Estimated reading time: 4 minutes
Bay Area residents enjoyed a literary weekend at the popular annual festival SALA 2025, produced by Art Forum SF on September 13 and 14. Sobhan Hassanvand of India Currents, a media sponsor, was out and about filming people taking in the speakers, festivities, and food.

This year’s theme was Thoughts Without Borders, and featured contemporary South Asian speakers and over 24 panel discussions on literature, art, epicurean, and diaspora social issues.

At her panel, Blatant Defiance, Alka Joshi, discussed her inspiration and research process for Six Days in Bombay, her fourth historical fiction novel, with writer Shikha Malaviya. Was Amrita Sher-Gil’s life cut short because she was determined to paint what she wanted, or the irreverent life she led in India and Europe of the 1930s?

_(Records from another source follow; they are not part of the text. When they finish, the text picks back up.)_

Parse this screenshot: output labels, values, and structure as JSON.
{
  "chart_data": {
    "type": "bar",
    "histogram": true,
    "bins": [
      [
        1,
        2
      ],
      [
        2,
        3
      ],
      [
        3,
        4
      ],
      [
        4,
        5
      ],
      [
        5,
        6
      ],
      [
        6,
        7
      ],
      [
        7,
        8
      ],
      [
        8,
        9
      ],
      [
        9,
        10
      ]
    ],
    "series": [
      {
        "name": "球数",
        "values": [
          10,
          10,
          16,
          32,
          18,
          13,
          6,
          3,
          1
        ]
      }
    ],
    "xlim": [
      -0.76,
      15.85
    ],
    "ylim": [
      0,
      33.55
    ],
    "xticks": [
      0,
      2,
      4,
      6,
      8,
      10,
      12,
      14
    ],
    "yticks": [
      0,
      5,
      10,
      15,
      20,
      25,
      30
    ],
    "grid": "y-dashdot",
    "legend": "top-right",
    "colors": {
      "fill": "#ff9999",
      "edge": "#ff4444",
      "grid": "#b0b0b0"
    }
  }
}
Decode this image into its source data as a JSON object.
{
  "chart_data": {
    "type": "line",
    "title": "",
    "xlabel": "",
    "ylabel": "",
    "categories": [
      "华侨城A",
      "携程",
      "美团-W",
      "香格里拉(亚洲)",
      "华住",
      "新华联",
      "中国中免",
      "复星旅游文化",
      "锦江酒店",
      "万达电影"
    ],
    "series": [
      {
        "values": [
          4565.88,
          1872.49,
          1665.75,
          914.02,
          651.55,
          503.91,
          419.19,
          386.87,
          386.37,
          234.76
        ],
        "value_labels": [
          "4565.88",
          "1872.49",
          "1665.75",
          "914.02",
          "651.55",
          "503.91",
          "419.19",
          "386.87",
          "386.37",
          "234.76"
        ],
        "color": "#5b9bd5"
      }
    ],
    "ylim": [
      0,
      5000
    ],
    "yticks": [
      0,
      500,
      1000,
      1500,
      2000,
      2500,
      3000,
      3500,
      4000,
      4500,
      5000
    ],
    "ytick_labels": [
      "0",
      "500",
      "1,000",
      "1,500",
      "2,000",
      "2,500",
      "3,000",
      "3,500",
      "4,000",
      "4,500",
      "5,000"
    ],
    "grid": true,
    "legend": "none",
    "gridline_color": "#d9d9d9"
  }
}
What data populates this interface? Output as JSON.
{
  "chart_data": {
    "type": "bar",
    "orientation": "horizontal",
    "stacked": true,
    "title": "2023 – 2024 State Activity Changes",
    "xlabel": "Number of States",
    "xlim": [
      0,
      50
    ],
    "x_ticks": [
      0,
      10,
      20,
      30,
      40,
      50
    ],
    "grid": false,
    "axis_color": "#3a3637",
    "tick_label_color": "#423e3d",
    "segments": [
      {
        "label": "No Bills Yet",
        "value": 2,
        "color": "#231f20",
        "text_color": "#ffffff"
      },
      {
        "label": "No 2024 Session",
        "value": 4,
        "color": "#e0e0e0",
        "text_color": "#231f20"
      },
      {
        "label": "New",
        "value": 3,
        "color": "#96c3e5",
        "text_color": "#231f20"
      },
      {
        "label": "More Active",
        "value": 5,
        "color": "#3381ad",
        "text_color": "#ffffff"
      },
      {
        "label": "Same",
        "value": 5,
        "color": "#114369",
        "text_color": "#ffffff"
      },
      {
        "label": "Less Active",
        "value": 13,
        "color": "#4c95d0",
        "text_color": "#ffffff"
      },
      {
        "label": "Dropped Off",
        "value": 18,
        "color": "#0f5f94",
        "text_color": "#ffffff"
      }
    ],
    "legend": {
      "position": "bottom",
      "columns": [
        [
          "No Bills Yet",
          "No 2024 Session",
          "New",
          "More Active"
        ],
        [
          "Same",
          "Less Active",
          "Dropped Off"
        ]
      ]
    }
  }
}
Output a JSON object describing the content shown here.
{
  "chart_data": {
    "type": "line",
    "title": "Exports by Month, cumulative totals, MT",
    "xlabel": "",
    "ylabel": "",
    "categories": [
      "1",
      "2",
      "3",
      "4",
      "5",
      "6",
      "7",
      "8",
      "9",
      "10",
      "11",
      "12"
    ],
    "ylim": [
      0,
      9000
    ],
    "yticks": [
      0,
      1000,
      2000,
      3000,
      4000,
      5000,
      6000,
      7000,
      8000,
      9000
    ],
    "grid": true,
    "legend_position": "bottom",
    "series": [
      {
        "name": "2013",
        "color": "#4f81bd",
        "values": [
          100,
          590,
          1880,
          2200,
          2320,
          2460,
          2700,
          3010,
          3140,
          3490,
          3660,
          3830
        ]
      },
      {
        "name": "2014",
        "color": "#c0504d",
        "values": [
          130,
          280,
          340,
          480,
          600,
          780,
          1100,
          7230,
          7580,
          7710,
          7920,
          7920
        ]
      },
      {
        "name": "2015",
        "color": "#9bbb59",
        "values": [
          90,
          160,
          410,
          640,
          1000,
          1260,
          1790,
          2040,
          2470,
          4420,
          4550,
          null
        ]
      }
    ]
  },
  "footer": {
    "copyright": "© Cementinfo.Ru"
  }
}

Alka Joshi signed copies of her latest book, Six Days in Bombay, for fans. She said, “Young people have so much potential to make this world a better place, to make this world a more accepting place, and I think that one of the ways they can do that is by writing about their history as well as the future that they hope for in this world.”

Dr. Anjali Arondekar moderated a conversation with renowned mythologist and author Devdutt Pattanaik, who reinterprets ancient Indian stories for contemporary life, blending mythology with insights on culture, leadership, and identity. Dr. Arondekar is a leading scholar in Feminist Studies, researching sexuality, caste, and historiography within South Asian and Indian Ocean contexts.


Acclaimed poet and artist Imtiaz Dharker reflected on a life in language, art, and displacement in a wide-ranging conversation with poet Arundhathi Subramaniam. Dharker commented, “What SALA is doing is they’re bringing in all kinds of people to listen and to share art, literature, poetry. They are the language of being human, how we live in this world. They give us roots into how we’re going to live.”